Michael approaches the question with the precision of someone who has thought carefully about the difference between aspiration and evidence. The banking sector controls 96 percent of Ethiopia’s financial sector and within that, roughly 95 percent of depositors hold balances of less than 200,000 birr. The depositor base is broad. The question is whether those depositors are ready to become investors.

“Are you on the demand side or the supply side?” he asks. “To what extent do rural farmers have disposable income they are planning to invest in a primary or secondary market? It requires a thorough socioeconomic analysis.”

His concern is one of misallocation: building expensive infrastructure for a segment of the population whose most pressing financial needs may be savings products, micro-insurance or safety net services rather than equity trading. Inclusion, in his framing, does not mean universal participation. It means making participation possible for those who are ready and willing.

For that, he has a clear answer: technology.

“I don’t think there will be a physical outlet to reach segments of society living in urban and peri-urban areas,” he says. “Technology is the most affordable and accessible way of reaching those communities.”

What Comes Next

First Studies Investment Bank is, for now, an advisory firm. Brokerage and trading services are on the roadmap. But Michael’s immediate priority is simpler: help issuers and investors understand each other, and help the market develop the confidence it needs to move.
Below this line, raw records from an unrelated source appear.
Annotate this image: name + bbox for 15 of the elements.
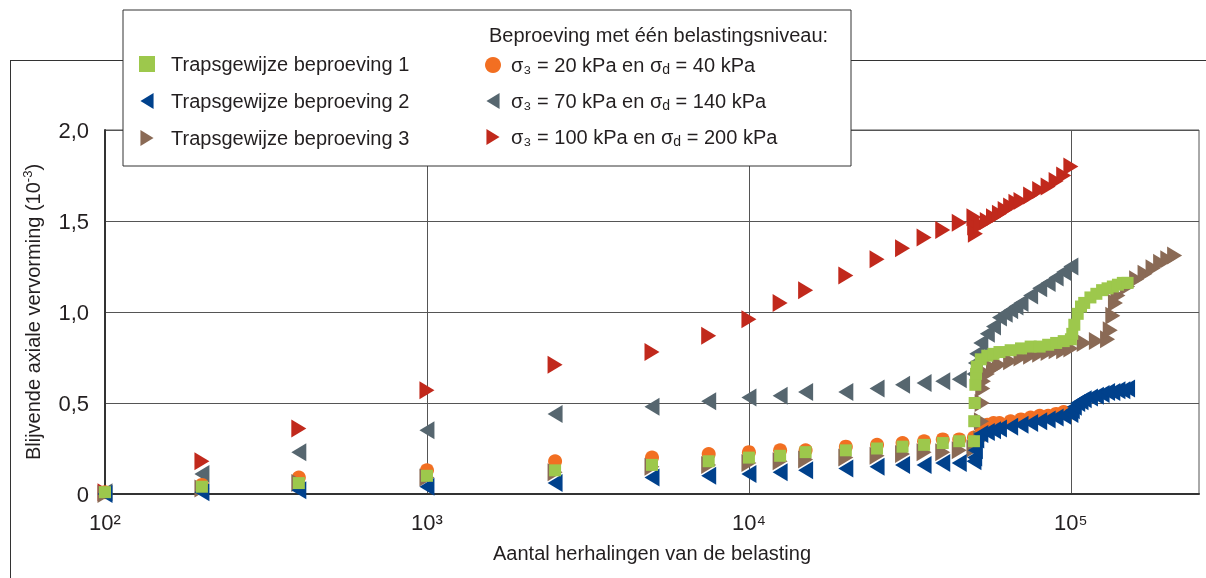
legend-label: Trapsgewijze beproeving 3 xyxy=(171,127,410,149)
x-axis-title: Aantal herhalingen van de belasting xyxy=(492,542,812,564)
x-tick-label: 10⁵ xyxy=(1054,509,1088,535)
y-tick-label: 0,5 xyxy=(58,390,89,416)
x-tick-label: 10² xyxy=(89,509,121,535)
legend-label: Trapsgewijze beproeving 1 xyxy=(171,53,410,75)
x-tick-label: 10⁴ xyxy=(731,509,766,535)
y-tick-label: 1,5 xyxy=(58,208,89,234)
legend-label: Trapsgewijze beproeving 2 xyxy=(171,90,410,112)
y-tick-label: 0 xyxy=(76,481,89,507)
x-tick-label: 10³ xyxy=(411,509,443,535)
legend-title: Beproeving met één belastingsniveau: xyxy=(489,24,829,46)
y-tick-label: 2,0 xyxy=(58,117,89,143)
y-tick-label: 1,0 xyxy=(58,299,89,325)
y-axis-title: Blijvende axiale vervorming (10-3) xyxy=(20,163,44,461)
Ethiopia’s capital markets have the architecture. They have the regulator. They have, increasingly, the service providers. What they need, awareness, trust, patient capital and a credible path to foreign participation, is harder to build than any exchange platform.
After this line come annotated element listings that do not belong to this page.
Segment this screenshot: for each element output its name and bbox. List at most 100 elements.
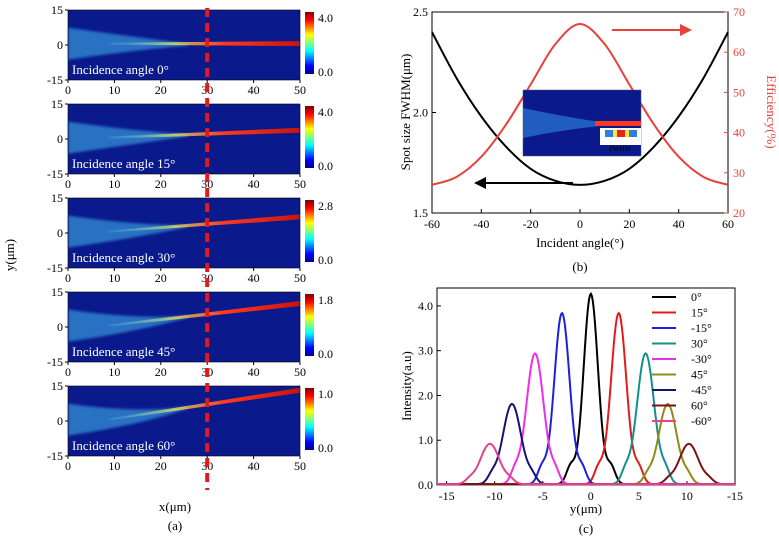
legend-label: 15° bbox=[691, 306, 708, 320]
x-tick-label: 20 bbox=[155, 83, 167, 97]
y-right-tick-label: 20 bbox=[733, 206, 745, 220]
panel-a-ylabel: y(μm) bbox=[2, 239, 17, 271]
panel-c-xlabel: y(μm) bbox=[570, 501, 602, 516]
colorbar-min: 0.0 bbox=[318, 65, 333, 79]
legend-label: -15° bbox=[691, 321, 712, 335]
legend-label: -30° bbox=[691, 352, 712, 366]
y-right-tick-label: 70 bbox=[733, 5, 745, 19]
arrow-left-axis bbox=[474, 177, 573, 189]
colorbar bbox=[305, 200, 314, 262]
y-tick-label: 15 bbox=[51, 97, 63, 111]
colorbar bbox=[305, 12, 314, 74]
x-tick-label: -15 bbox=[727, 489, 743, 503]
legend-label: 45° bbox=[691, 368, 708, 382]
y-tick-label: 3.0 bbox=[418, 344, 433, 358]
x-tick-label: -15 bbox=[439, 489, 455, 503]
subplot-label: Incidence angle 30° bbox=[72, 250, 175, 265]
legend-label: -45° bbox=[691, 383, 712, 397]
x-tick-label: 50 bbox=[294, 83, 306, 97]
x-tick-label: 0 bbox=[65, 83, 71, 97]
x-tick-label: 50 bbox=[294, 365, 306, 379]
field-beam bbox=[108, 301, 300, 327]
x-tick-label: 30 bbox=[201, 177, 213, 191]
y-tick-label: -15 bbox=[47, 449, 63, 463]
x-tick-label: -10 bbox=[487, 489, 503, 503]
intensity-curve bbox=[437, 442, 735, 486]
x-tick-label: 10 bbox=[108, 365, 120, 379]
x-tick-label: -20 bbox=[523, 217, 539, 231]
legend-label: -60° bbox=[691, 414, 712, 428]
fwhm-curve bbox=[431, 31, 729, 186]
panel-a-caption: (a) bbox=[168, 518, 182, 533]
x-tick-label: 40 bbox=[248, 365, 260, 379]
y-tick-label: 0 bbox=[57, 38, 63, 52]
subplot-label: Incidence angle 60° bbox=[72, 438, 175, 453]
legend-label: 30° bbox=[691, 337, 708, 351]
colorbar bbox=[305, 106, 314, 168]
y-tick-label: 0 bbox=[57, 414, 63, 428]
x-tick-label: 0 bbox=[65, 459, 71, 473]
subplot-label: Incidence angle 0° bbox=[72, 62, 169, 77]
field-beam bbox=[108, 214, 300, 233]
x-tick-label: 5 bbox=[636, 489, 642, 503]
x-tick-label: 50 bbox=[294, 177, 306, 191]
x-tick-label: 40 bbox=[248, 83, 260, 97]
y-tick-label: 0.0 bbox=[418, 478, 433, 492]
x-tick-label: -40 bbox=[473, 217, 489, 231]
x-tick-label: 0 bbox=[65, 177, 71, 191]
x-tick-label: 10 bbox=[681, 489, 693, 503]
x-tick-label: 0 bbox=[65, 365, 71, 379]
y-tick-label: 2.0 bbox=[413, 106, 428, 120]
colorbar-max: 4.0 bbox=[318, 105, 333, 119]
panel-b-caption: (b) bbox=[572, 259, 587, 274]
x-tick-label: 10 bbox=[108, 459, 120, 473]
panel-b-inset: FWHM bbox=[522, 89, 642, 157]
field-beam bbox=[108, 41, 300, 47]
field-input-fan bbox=[68, 309, 188, 342]
field-beam bbox=[108, 127, 300, 139]
colorbar-max: 1.0 bbox=[318, 387, 333, 401]
x-tick-label: 20 bbox=[155, 271, 167, 285]
intensity-curve bbox=[437, 442, 735, 486]
inset-fwhm-label: FWHM bbox=[609, 145, 632, 153]
panel-c: -15 -10 -5 0 5 10 -15 0.0 1.0 2.0 3.0 4.0 0° 15°-15°… bbox=[399, 287, 743, 536]
x-tick-label: 20 bbox=[155, 177, 167, 191]
colorbar-min: 0.0 bbox=[318, 253, 333, 267]
panel-a-xlabel: x(μm) bbox=[159, 499, 191, 514]
subplot-label: Incidence angle 15° bbox=[72, 156, 175, 171]
panel-b: -60 -40 -20 0 20 40 60 1.5 2.0 2.5 20 30 40 50 60 70 FW… bbox=[398, 5, 779, 274]
y-tick-label: 0 bbox=[57, 320, 63, 334]
y-tick-label: 0 bbox=[57, 226, 63, 240]
x-tick-label: 50 bbox=[294, 459, 306, 473]
y-right-tick-label: 50 bbox=[733, 85, 745, 99]
y-tick-label: 15 bbox=[51, 285, 63, 299]
colorbar-max: 4.0 bbox=[318, 11, 333, 25]
y-tick-label: -15 bbox=[47, 261, 63, 275]
y-tick-label: 15 bbox=[51, 379, 63, 393]
x-tick-label: 10 bbox=[108, 83, 120, 97]
y-tick-label: 1.5 bbox=[413, 206, 428, 220]
panel-c-ylabel: Intensity(a.u) bbox=[399, 351, 414, 421]
x-tick-label: 20 bbox=[623, 217, 635, 231]
x-tick-label: 0 bbox=[588, 489, 594, 503]
colorbar-min: 0.0 bbox=[318, 441, 333, 455]
x-tick-label: 40 bbox=[248, 459, 260, 473]
arrow-right-axis bbox=[612, 24, 692, 36]
colorbar bbox=[305, 388, 314, 450]
colorbar-max: 2.8 bbox=[318, 199, 333, 213]
colorbar-min: 0.0 bbox=[318, 159, 333, 173]
y-tick-label: 15 bbox=[51, 3, 63, 17]
y-tick-label: 2.0 bbox=[418, 388, 433, 402]
y-tick-label: -15 bbox=[47, 167, 63, 181]
field-input-fan bbox=[68, 215, 188, 248]
panel-b-ylabel: Spot size FWHM(μm) bbox=[398, 54, 413, 171]
colorbar bbox=[305, 294, 314, 356]
legend-label: 0° bbox=[691, 290, 702, 304]
x-tick-label: 40 bbox=[248, 177, 260, 191]
x-tick-label: 0 bbox=[577, 217, 583, 231]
Michael believes it is buildable. And he believes an independent, internationally minded investment bank, with two decades of institutional memory in Ethiopia’s development finance landscape, is well placed to help build it.

“I am very optimistic,” he says. “In a short period of time, we will have a very vibrant capital market.”

The infrastructure is ready. The ecosystem is forming. The question now is whether the market and the capital behind it are ready to meet it.